Она сказала, что работает в проектном институте каким-то старшим инженером, но вообще-то очень засекреченная, и просила никому не давать ее телефон, который записала на клочке газеты очень неразборчивым почерком.
— Ты что как донкихота уставился? — спросила она. — Девушек не видел, что ли? Тсс!
Комната была маленькая, стучали колеса, и Лепешкину казалось, что он в купе поезда, что в любую минуту может без стука войти проводник. У них прямо-таки комплекс — врываться без стука.
— Уходишь ты, что ли? Жена ждет? Мама не велит? Tсc, — кивала на стенку, за которой сверхчувствительная к звукам мама…
Бумажку с телефоном он вскоре потерял, но с девушкой встречался на итало-французских фильмах. Она приветливо улыбалась и спрашивала, когда же он сам станет покупать лишний билетик.
В баре она подошла к Лепешкину.
— Светик-семицветик, лишний билетик, — сказал он.
— Вот и попался. Кого это ты нашел? Не думай, я сама видела, как она на тебе висла.
— Кто?
— Да белокурая эта.
— Где?
— Конечно, нас уже не замечают. Лепешкин рассмеялся совершенно бессмысленно.
— Веселишься? Жениться будете? Или алименты платить? Моргнул, моргнул, — она смотрела ему в глаза.
— Тоже нашлась. Испытательный стенд. Донкихота несчастная. Ладно. Сама-то как?
— Другую жизнь начинаю. Курить бросила. В кино не хожу: волноваться нельзя.
— Что так?
— Не догадаешься? Где вам, мужикам, понять?
— Шутишь?
— Справку показать? — она стала раскрывать сумочку.
— Верю. Пойдем, может быть?
— Пойдем, — сказала она, весьма довольная. — Пойдем, донкихота. Интересно, что такое секретное ты мне хочешь сказать?
Лепешкина удивила эта послушность. Она до добра не доведет.
— Ты не лезь в бутылку, донкихота. Думаешь, твой ребенок? Не имею такой глупости. Пацан ты еще…
«Пацан», — ухватился он за ею брошенный спасательный круг. Пусть, он согласен быть пацаном, лишь бы пронесло.

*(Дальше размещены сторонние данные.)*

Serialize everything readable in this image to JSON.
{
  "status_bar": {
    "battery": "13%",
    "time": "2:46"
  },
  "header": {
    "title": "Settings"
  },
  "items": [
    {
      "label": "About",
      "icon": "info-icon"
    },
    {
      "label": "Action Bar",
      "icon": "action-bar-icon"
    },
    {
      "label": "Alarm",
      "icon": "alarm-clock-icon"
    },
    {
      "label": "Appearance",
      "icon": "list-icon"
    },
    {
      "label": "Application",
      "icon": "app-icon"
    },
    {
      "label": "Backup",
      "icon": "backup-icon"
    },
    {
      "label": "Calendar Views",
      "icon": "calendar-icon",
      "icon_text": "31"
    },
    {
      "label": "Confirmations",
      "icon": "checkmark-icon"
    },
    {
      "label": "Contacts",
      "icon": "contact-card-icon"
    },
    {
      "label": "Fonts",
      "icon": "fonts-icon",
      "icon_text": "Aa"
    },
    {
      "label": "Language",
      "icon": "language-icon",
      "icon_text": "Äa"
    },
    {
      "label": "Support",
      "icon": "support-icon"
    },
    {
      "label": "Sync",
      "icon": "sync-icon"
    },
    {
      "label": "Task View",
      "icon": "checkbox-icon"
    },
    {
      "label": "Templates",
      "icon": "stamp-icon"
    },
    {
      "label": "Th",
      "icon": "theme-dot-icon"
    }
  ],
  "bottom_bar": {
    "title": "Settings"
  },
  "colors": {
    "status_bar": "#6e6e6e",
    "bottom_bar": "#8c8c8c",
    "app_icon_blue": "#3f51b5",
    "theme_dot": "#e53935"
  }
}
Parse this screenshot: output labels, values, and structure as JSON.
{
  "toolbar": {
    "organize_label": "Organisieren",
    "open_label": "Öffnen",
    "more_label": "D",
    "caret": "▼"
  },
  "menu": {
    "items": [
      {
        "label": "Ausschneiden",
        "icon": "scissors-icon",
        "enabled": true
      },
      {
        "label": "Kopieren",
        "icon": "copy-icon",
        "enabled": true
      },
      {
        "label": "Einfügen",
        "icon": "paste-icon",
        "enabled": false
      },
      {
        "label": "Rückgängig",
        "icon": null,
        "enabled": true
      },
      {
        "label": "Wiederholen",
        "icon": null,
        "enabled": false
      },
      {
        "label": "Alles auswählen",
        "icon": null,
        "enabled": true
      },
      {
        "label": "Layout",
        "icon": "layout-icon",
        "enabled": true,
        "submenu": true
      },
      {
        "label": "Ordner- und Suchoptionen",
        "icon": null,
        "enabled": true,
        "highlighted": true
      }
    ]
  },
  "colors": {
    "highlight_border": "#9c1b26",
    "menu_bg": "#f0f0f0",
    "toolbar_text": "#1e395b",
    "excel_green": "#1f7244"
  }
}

— А что? Надоело, — сказала Светик высокомерно.
— Правильно, — Лепешкин не скрывал своей радости.
Она брезгливо посмотрела на него.
— Конец должен быть… На день рождения, что не заглянул? Тридцать мне уже.
— Ты очень беспокойно спал, — сказала мать. — Я к Даньке ходила. Сам-то не пойдешь, а время не терпит. Где еще возьмешь? Это не шкаф купить. К обеду сделает. Машину надо доставать. Грузовик обычно берут. А тут вроде не по поклаже конь. Легковушку надо. Кого бы попросить? Нет у меня знакомых с личными машинами. Таксист не согласится. Думай, давай.
— Спасибо,-сказал Лепешкин и стал одеваться. К Даньке он, конечно, не пошел бы, это она правильно заметила. Что он у него не видел? Когда-то свой парень был, в школе вместе учились, а за каких-нибудь восемь лет стали совершенно несовместимые люди. Конечно, он не откажет, да и сделает лучше всех — золотые руки, краснодеревщик, тещу вон как похоронил — по высшему разряду. Но Лепешкин не смог бы говорить с Данькой об его ремесле. Не в том дело, что гробы мастерить, надо и это. А в том дело, что он деньги на этом зашибает, и мать к месту и не к месту превозносит Данькино умение жить.
Построить кооперативную квартиру, дачу, купить колеса — не машину пока что, а мотоцикл с коляской — это надо уметь. Надо иметь жесткую цель и идти напролом.
Они изредка встречались с Данькой и все больше молчали. «Так закабалить себя!» — думал Лепешкин, когда слышал о Данькиных детях, и жена его, добротно скроенная, гордо расписывала свои семенные трудности. «Так закабалить себя!» И, самое главное, она считала Лепешкина обиженным судьбой, звала почаще заходить и греться у их семейного очага.